Burton’s writing seems to take Horace’s advice of: “You’ll write wonderfully, if by a deft selection make a familiar word look new.” To the current social sciences, his writings are just the antiquated scribbling of a Victorian Englishmen stuck in his times, but his wit and style are hard to match. His talent of observation cuts through a lot of the cross-cultural static that would inhibit most Western observers of Arab subjects. Consider this selection on the natives of Medina (from Chapter 21):
They are taught from their childhood that the Madani is a favored being, to be respected however vile or schismatic; and that the vengeance of Allah will fall upon anyone who ventures to abuse, much more to strike him [3]. They receive a stranger at the shop window with the haughtiness of Pashas, and take pains to show him, by words as well by looks, they consider themselves as "good gentlemen as the king, only not so rich.' Added to this pride are indolence, and the true Arab prejudice, which, even in the present day, prevents a Badawi from marrying the daughter of an artisan. Like Castilians, they consider labor humiliating to any but a slave; nor is this, as a clever French author remarks, by any means an unreasonable idea, since Heaven, to punish man for disobedience caused him to eat daily bread by the sweat of his brow. Besides, there is degradation, moral and physical, in handiwork compared with the freedom of the Desert.
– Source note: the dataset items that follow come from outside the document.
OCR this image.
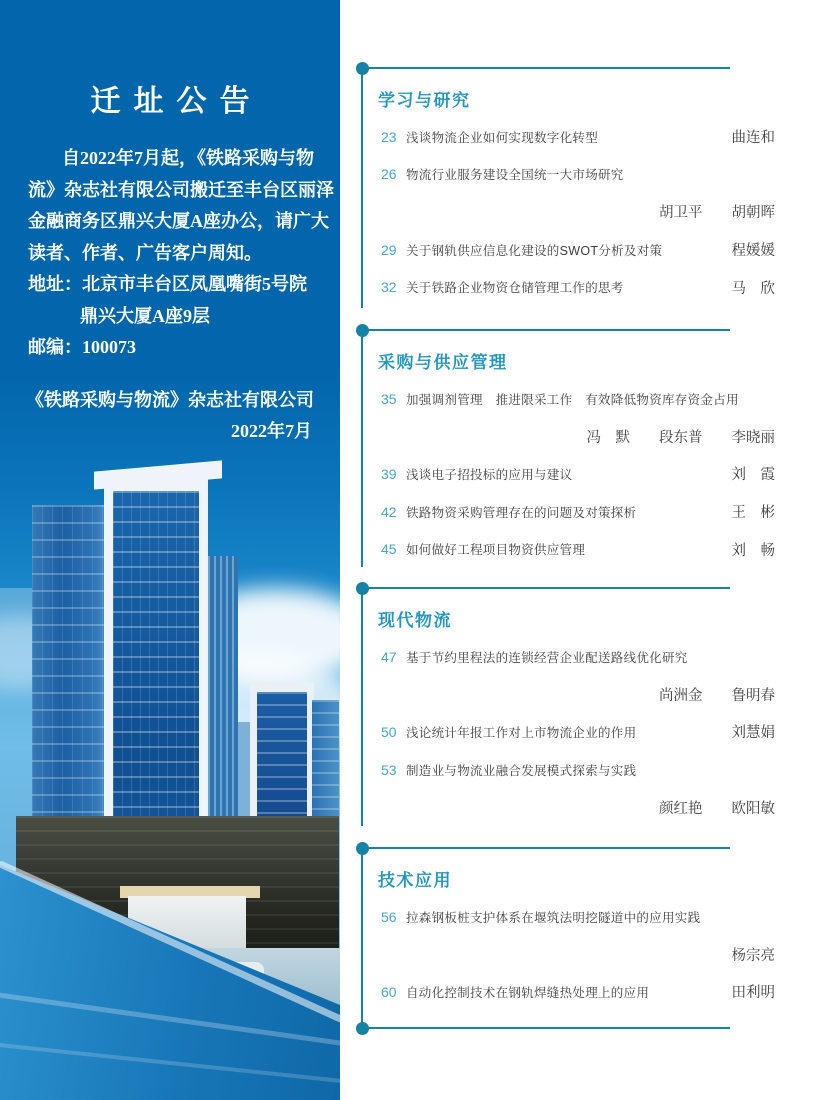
迁址公告
自2022年7月起，《铁路采购与物
流》杂志社有限公司搬迁至丰台区丽泽
金融商务区鼎兴大厦A座办公，请广大
读者、作者、广告客户周知。
地址：北京市丰台区凤凰嘴街5号院
鼎兴大厦A座9层
邮编：100073
《铁路采购与物流》杂志社有限公司
2022年7月
学习与研究
23 浅谈物流企业如何实现数字化转型	曲连和
26 物流行业服务建设全国统一大市场研究
胡卫平　　胡朝晖
29 关于钢轨供应信息化建设的SWOT分析及对策	程媛媛
32 关于铁路企业物资仓储管理工作的思考	马　欣
采购与供应管理
35 加强调剂管理　推进限采工作　有效降低物资库存资金占用
冯　默　　段东普　　李晓丽
39 浅谈电子招投标的应用与建议	刘　霞
42 铁路物资采购管理存在的问题及对策探析	王　彬
45 如何做好工程项目物资供应管理	刘　畅
现代物流
47 基于节约里程法的连锁经营企业配送路线优化研究
尚洲金　　鲁明春
50 浅论统计年报工作对上市物流企业的作用	刘慧娟
53 制造业与物流业融合发展模式探索与实践
颜红艳　　欧阳敏
技术应用
56 拉森钢板桩支护体系在堰筑法明挖隧道中的应用实践
杨宗亮
60 自动化控制技术在钢轨焊缝热处理上的应用	田利明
[3] History informs us that the sanctity of their birth-place has not always preserved the people of Al-Nadinah. But the memory of their misfortunes is soon washed away by the overwhelming pride of the race.
I got my beat up copy of Burton’s Pilgrimage a gift from my father just before my first deployment to Fallujah in 2003 (A documentary that I've never watched about this deployment can be found here, also can read about our adventures in Fallujah from a higher echelon perspective in Karl Zinsmeister’s book, and a more personal perspective about some of the specific operation can be read in Mike Tucker’s ‘Among Warriors in Iraq: True Grit, Special Ops, and Raiding in Mosul and Fallujah’). Rather unlike Burton, the Arab culture I came in contact with was already saturated with Western influences and though it seemed strange to me, not as completely alien as it does in Burton’s account:
I directly attribute my interest in learning Arabic language and culture to Burton, and tried my best to read, write, and speak basic Arabic taught to me from Iraqi soliders, though I never came near the level of expertise that Burton achieved in over a dozen languages. Here is a page from a notebook that I carried during my second deployment to Iraq showing my effort:
Due to the combined experience of closely reading Burton during my trials in Fallujah and later in the Diyala River Valley and working closely with Arab and Kurdish soldiers, I’ve developed a fond admiration for Islam. This admiration has never lead me to seriously converting or adoption to such an extent as Burton, but it has made me sensitive to the kind of Anti-Islamic rhetoric found in both the American Right and Left. While I certainly didn’t experience some kind of extraordinarily violent campaign that is Hollywood worthy in my deployments, I still consider myself lucky to have been acquainted with Burton to make the most out of those difficult years.